Trash was among the categories that showed a measured improvement in the annual report. Williams attributed this to the recent completion of a new sewage overflow system, which was part of DC Water’s Clean Rivers Project

The project started in 2018 and came about due to a lawsuit filed in 2000 by a number of local environmental groups, including the AWS. A September DCist article suggested that the sewage system would cut overflows by 98%. 

“One of the side benefits of those tunnels is they catch a lot of trash, as well as keeping the sewage from overflowing into the river,” Williams said. 

A train derailment at 1:39 a.m. on Sept. 23 saw an estimated 16 railcars and one locomotive go off the tracks near Baltimore Avenue, as well as plastic pellets, or nurdles, scattered into the nearby area.  

Williams said, on Dec. 5, that, despite the derailment happening about a third of a mile from the river’s tributaries, there had been no reported observations of the pellets seeping into the Anacostia. 

“We were keeping our eye out after the derailment happened because we were worried about that,” said Williams. “But it doesn’t seem like much got into the river.”
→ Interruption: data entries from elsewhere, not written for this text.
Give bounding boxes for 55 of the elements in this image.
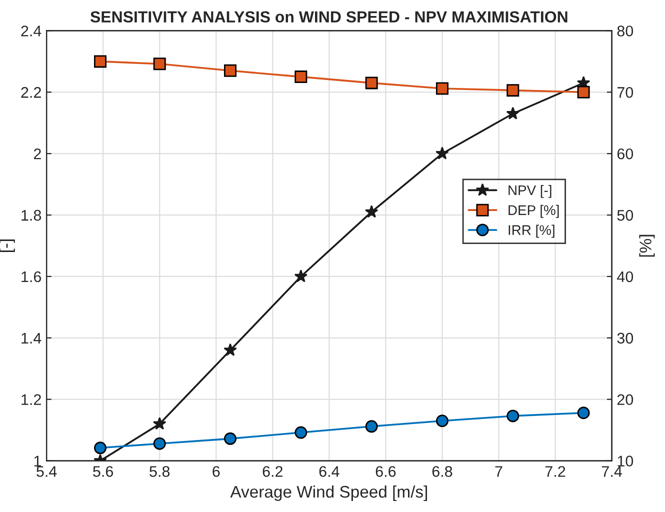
x-tick-label: 7.4 (602, 466, 622, 477)
x-tick-label: 6.6 (376, 466, 396, 477)
x-tick-label: 5.4 (36, 466, 57, 477)
point (365, 420, 378, 433)
x-tick-label: 6.2 (262, 466, 283, 477)
y2-tick-label: 10 (618, 456, 634, 466)
x-tick-label: 7 (495, 466, 502, 477)
point (436, 146, 449, 160)
legend-label: DEP [%] (508, 204, 559, 218)
y-tick-label: 1.8 (22, 210, 42, 221)
point (224, 64, 237, 77)
legend-label: IRR [%] (508, 224, 554, 238)
y-tick-label: 1.4 (22, 332, 42, 344)
point (294, 270, 308, 282)
x-tick-label: 5.6 (93, 466, 114, 477)
point (577, 86, 590, 98)
point (294, 70, 308, 84)
y2-tick-label: 80 (617, 26, 634, 36)
y2-tick-label: 60 (617, 148, 634, 160)
y2-tick-label: 70 (617, 87, 634, 98)
y-tick-label: 1.6 (22, 271, 42, 282)
point (577, 406, 590, 420)
y-tick-label: 2.2 (21, 87, 41, 98)
y-tick-label: 2.4 (21, 26, 42, 36)
y-tick-label: 1 (34, 456, 41, 466)
y2-tick-label: 20 (617, 394, 634, 406)
x-tick-label: 7.2 (545, 466, 566, 477)
chart-title: SENSITIVITY ANALYSIS on WIND SPEED - NPV MAXIMISATION (90, 11, 568, 23)
y-tick-label: 2 (34, 148, 41, 160)
point (506, 106, 520, 120)
point (94, 55, 106, 68)
x-tick-label: 6.4 (319, 466, 340, 477)
point (294, 426, 308, 439)
point (365, 76, 378, 90)
point (506, 84, 520, 97)
x-tick-label: 6 (212, 466, 220, 477)
y-tick-label: 1.2 (22, 394, 41, 405)
y2-tick-label: 50 (617, 210, 634, 221)
point (224, 343, 237, 356)
legend-label: NPV [-] (508, 184, 552, 198)
point (436, 82, 448, 95)
point (506, 410, 520, 422)
point (153, 58, 166, 70)
point (94, 442, 106, 454)
point (436, 414, 448, 428)
x-tick-label: 5.8 (150, 466, 170, 477)
point (224, 432, 237, 445)
y2-tick-label: 40 (617, 271, 634, 282)
point (364, 205, 378, 218)
y2-axis-title: [%] (639, 234, 655, 257)
y2-tick-label: 30 (617, 332, 634, 344)
point (152, 416, 166, 430)
x-axis-title: Average Wind Speed [m/s] (230, 485, 427, 501)
point (153, 437, 166, 450)
x-tick-label: 6.8 (432, 466, 452, 477)
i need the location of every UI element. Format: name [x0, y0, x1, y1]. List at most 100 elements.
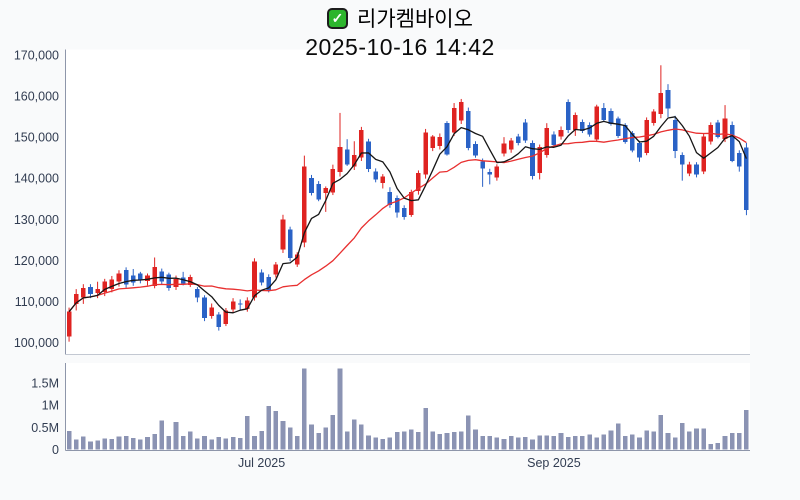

Despite the river’s failing grade, the AWS is still making progress towards its goal of ensuring the Anacostia is fully swimmable and fishable in the future, according to Williams. 

However, the presence of industrial chemicals and heavy metals, which are harmful to fish, means the river won’t be fishable for a longer period of time and would require an extensive cleanup project, Williams said. He defines a fishable body of water as one in which people can catch fish and eat them without concerns for their safety.